Melchora Gornes, another health worker from New Bataan, faced similar roadblocks when visiting the homes of people with prolonged coughing. “Some refused to give sputum samples,” Gornes said. “They said phlegm is dirty and should not be given to others.”
Mangco, Gornes and the other USAID partners dispel these misperceptions, assuring people that diagnosis and treatment help them and their community.
Arnel Torres, 24, is on his fourth month of TB medication and once held similar misperceptions. “People should not be ashamed,” he says. “It’s not their fault if they contract TB. What’s important is to get cured.”
Despite these challenges, the remote smearing stations have yielded good results. From January 2012 to June 2013, they detected 10 to 30 percent of new TB cases in the provinces of Pampanga, Laguna, Leyte and Compostela Valley. New Bataan is in Compostela Valley, where the project detected 15 percent of new TB cases.
USAID also helped the Philippine Department of Health draft an administrative order that expanded the remote smearing station concept to include urban communities. Informal laboratory workers in cities now smear slides, just as they do in remote villages.

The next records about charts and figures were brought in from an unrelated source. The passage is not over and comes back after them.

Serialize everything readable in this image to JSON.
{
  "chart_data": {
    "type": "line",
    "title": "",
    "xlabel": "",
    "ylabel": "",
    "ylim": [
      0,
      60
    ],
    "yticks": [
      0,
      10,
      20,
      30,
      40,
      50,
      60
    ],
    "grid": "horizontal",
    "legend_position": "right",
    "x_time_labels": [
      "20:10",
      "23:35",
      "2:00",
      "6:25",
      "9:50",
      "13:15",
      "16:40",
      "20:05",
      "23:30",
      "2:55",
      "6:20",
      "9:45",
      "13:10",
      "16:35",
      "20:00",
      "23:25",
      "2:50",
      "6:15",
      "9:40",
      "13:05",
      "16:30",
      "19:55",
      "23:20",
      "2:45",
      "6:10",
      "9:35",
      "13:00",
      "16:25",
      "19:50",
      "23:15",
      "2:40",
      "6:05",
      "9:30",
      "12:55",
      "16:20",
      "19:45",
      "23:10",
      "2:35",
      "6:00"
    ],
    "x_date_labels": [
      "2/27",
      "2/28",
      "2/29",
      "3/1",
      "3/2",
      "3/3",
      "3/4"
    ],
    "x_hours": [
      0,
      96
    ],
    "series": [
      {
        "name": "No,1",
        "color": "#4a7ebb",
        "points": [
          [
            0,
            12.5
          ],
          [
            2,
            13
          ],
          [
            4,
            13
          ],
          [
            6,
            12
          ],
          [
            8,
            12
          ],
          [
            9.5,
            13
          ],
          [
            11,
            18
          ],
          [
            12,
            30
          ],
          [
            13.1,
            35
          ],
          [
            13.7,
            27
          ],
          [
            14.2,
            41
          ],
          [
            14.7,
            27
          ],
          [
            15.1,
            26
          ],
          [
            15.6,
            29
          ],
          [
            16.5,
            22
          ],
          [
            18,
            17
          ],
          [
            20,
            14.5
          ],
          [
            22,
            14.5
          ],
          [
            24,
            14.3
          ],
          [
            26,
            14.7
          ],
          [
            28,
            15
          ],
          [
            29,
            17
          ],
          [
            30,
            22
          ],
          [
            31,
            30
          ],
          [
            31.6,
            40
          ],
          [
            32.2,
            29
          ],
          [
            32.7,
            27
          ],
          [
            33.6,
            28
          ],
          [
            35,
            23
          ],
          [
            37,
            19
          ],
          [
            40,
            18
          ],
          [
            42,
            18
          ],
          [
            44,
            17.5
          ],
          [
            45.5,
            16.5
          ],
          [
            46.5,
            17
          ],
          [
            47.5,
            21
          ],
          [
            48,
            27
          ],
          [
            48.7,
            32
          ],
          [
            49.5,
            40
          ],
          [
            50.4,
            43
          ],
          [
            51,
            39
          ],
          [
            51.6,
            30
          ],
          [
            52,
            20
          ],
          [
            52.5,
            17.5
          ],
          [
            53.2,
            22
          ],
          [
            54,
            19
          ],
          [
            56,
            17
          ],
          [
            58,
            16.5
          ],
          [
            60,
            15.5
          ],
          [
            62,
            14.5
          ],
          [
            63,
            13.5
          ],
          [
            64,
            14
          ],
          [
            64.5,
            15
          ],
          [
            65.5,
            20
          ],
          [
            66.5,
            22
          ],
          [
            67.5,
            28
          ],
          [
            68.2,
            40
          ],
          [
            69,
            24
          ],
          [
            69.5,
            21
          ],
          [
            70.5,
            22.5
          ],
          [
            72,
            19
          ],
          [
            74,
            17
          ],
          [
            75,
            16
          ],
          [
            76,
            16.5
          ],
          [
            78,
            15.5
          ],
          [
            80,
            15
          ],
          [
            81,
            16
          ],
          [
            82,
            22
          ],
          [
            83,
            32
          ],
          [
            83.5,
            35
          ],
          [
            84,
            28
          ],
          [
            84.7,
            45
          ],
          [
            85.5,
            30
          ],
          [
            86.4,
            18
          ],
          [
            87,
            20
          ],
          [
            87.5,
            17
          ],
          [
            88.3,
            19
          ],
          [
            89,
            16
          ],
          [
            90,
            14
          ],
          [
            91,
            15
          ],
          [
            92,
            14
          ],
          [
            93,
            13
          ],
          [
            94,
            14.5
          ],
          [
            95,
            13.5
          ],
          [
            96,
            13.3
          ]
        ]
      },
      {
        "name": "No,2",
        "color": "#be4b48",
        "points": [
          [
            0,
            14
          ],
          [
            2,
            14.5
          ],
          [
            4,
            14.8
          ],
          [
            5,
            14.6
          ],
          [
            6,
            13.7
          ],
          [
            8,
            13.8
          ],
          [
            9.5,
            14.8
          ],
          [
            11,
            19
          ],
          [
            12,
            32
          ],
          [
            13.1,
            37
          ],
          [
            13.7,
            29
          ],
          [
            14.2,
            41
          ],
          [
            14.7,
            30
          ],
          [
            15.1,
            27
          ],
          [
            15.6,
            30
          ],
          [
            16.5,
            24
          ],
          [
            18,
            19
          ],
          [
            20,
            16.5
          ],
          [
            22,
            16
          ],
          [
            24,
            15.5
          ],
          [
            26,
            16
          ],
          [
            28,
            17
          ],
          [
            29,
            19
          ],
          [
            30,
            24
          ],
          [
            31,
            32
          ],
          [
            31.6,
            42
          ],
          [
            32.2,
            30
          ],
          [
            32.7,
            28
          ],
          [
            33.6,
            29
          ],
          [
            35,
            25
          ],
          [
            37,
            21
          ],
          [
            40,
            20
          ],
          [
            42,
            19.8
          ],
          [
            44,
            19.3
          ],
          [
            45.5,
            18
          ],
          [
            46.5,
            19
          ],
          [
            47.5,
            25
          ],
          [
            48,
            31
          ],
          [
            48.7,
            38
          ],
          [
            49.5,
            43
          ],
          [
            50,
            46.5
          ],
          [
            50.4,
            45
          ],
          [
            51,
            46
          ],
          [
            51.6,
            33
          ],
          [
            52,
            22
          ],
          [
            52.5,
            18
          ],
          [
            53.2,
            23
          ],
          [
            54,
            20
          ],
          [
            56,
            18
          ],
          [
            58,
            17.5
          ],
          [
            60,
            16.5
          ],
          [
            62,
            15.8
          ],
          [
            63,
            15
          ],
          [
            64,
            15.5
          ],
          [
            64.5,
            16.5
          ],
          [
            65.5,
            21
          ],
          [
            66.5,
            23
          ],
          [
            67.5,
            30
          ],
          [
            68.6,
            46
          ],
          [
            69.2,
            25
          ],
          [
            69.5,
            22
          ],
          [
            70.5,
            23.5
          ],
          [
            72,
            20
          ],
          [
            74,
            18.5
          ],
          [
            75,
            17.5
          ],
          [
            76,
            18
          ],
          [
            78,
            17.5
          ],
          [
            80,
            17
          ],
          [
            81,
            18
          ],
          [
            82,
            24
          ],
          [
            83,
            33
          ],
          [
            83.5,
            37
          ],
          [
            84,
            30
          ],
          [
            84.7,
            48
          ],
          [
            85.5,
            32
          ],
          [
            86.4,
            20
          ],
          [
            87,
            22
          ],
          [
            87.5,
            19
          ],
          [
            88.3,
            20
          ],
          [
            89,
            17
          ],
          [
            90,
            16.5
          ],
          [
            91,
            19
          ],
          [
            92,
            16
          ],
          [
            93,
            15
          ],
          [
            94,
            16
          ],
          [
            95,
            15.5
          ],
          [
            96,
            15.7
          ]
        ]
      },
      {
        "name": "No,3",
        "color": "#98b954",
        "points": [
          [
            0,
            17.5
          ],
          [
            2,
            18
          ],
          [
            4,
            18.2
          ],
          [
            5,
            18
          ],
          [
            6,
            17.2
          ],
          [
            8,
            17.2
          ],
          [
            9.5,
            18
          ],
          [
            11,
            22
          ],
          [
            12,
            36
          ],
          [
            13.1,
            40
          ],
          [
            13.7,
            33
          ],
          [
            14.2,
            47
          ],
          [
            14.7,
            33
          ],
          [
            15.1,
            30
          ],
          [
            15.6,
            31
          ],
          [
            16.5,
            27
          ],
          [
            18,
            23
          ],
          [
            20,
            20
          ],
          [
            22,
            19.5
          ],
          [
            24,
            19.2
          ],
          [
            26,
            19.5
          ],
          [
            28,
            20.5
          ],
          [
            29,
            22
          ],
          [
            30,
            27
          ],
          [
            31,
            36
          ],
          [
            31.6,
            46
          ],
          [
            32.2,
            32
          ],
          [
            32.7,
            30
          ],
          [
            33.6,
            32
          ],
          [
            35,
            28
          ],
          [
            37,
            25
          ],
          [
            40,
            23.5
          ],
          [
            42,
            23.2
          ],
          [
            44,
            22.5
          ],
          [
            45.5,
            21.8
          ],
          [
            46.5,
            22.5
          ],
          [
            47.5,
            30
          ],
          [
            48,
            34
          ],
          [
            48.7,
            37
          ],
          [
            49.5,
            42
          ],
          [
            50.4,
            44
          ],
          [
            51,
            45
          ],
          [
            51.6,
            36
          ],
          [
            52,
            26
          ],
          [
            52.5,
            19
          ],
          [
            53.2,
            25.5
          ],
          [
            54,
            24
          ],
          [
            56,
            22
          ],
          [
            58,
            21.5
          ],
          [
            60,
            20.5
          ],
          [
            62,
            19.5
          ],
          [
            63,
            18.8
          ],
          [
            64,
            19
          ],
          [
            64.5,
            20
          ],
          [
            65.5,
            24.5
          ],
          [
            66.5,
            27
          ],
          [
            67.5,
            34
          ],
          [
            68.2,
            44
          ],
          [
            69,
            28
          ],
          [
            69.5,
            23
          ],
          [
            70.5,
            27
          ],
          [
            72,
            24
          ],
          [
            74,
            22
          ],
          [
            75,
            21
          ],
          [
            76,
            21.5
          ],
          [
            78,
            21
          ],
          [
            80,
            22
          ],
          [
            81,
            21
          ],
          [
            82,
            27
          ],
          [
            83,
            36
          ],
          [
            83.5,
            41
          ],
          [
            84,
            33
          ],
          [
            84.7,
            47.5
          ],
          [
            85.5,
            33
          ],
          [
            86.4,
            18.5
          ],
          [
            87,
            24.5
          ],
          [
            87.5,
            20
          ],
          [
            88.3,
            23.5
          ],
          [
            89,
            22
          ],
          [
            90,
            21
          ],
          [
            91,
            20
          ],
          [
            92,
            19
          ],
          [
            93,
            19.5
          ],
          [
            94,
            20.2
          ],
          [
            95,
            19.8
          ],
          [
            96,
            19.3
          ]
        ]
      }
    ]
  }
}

So far, two regional health offices, one in Mindanao and another in Luzon, have replicated this concept without U.S. Government support.
The Last Hurdle
With these successes, USAID now addresses quality control. National standards state that provincial-level medical technologists should check the quality of smeared slides from TB microscopy laboratories, such as those in rural health units, quarterly. While this standard helps to ensure accurate diagnostics, some laboratories go years without quality checks due to transportation costs and limited staffing.
To address this, USAID gathered medical technologists from rural health units in Basilan, another region of Mindanao, to check one another’s work. They discussed their challenges and lessons learned. While this is not a perfect solution, it fosters learning and communication.
In Lanao Del Sur, also in Mindanao, the IMPACT project, together with the provincial and municipal health offices, monitors health workers as they disseminate information on TB prevention and control, and collect and smear sputum samples from suspected TB patients. This allows for quick diagnostics and instant feedback on the workers’ performance.
The project also is focusing on sustainability, ensuring that families can access lifesaving services long after U.S. support has ended. “This work shows that, with a committed government, an educated population and a dedicated cadre of health workers, rural and urban households can take their health into their own hands,” said USAID/Philippines Mission Director Susan Brems.